January 2026 Release Notes

Whether you're shipping your first agent or scaling an entire AI ecosystem, this release gives you even more tools to go from prototype to production — with confidence and control.

  • [New] Agent Development Toolkit: An end-to-end toolkit for building, debugging, evaluating, and shipping AI agents—designed to move seamlessly from prototype to production.

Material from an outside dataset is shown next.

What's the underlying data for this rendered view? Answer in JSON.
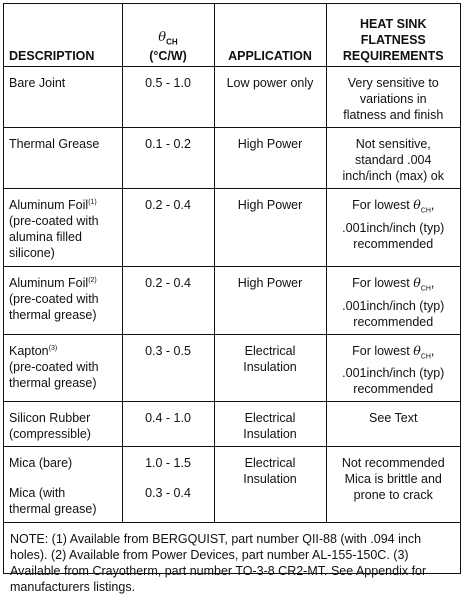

    • Getting Started & Observability
    • Configure your model providers with full control over sourcing and access
    • Create and manage tasks that mirror real-world agent behavior
    • Capture OpenTelemetry-based traces across agent runs
    • Inspect executions in the Trace Viewer, including step-by-step agent actions
    • Search and filter traces to quickly identify errors, failures, and regressions
    • View sessions and chat threads, with deep linking from external applications
    • Track token usage and cost by agent, user, session, or conversation
  • Advanced Agent & RAG Workflows
    • Configure connections to Weaviate vector stores
    • Run RAG notebooks and RAG experiments with supervised evals
    • Execute end-to-end agent experiments and notebooks with evaluation built in
  • Prompt-Centric Workflows
    • Manage prompts with versioning, tagging, promotion, and audit history with full traceability
    • Quickly test ideas with the prompt playground
    • Run structured comparisons with prompt experiments
    • Iterate collaboratively with interactive prompt notebooks
    • Promote prompts into production with a single step
    • Manage prompts with versioning, tagging, promotion, and audit history
    • Run completions through the Arthur Engine using streaming and batch APIs
    • Compare prompt changes using Prompt Experiments for regression testing and bulk assessment
  • Unified Evaluation for Online + Offline
    • Run online evals continuously on live traces in production
    • Upload datasets for offline evaluation before deployment
    • Seamlessly explore evaluation results in Trace Viewer and dashboards
    • Add and manage datasets directly in-platform
    • Collect traces directly into datasets for test case generation
    • Create and manage custom evaluators for supervised and automated testing
    • Provide human feedback on traces to enrich evaluation signals
    • Explore eval results seamlessly in Trace Viewer and dashboards
  • Arthur x Google Cloud
  • Arthur Engine OSS Enhancements
    • Model Source Control:Configure GenAI models to be pulled from secure, customer-managed repositories instead of public sources like Hugging Face.
    • Advanced Metric Segmentation: Segment metrics by user ID, conversation ID, and more for deeper analysis.
    • Improved ODBC Connector Support: Better database view handling, more reliable primary key detection, and configurable connection/login timeouts.
    • Bootstrapping Reliability: Improved performance and resilience for GenAI model setup and execution.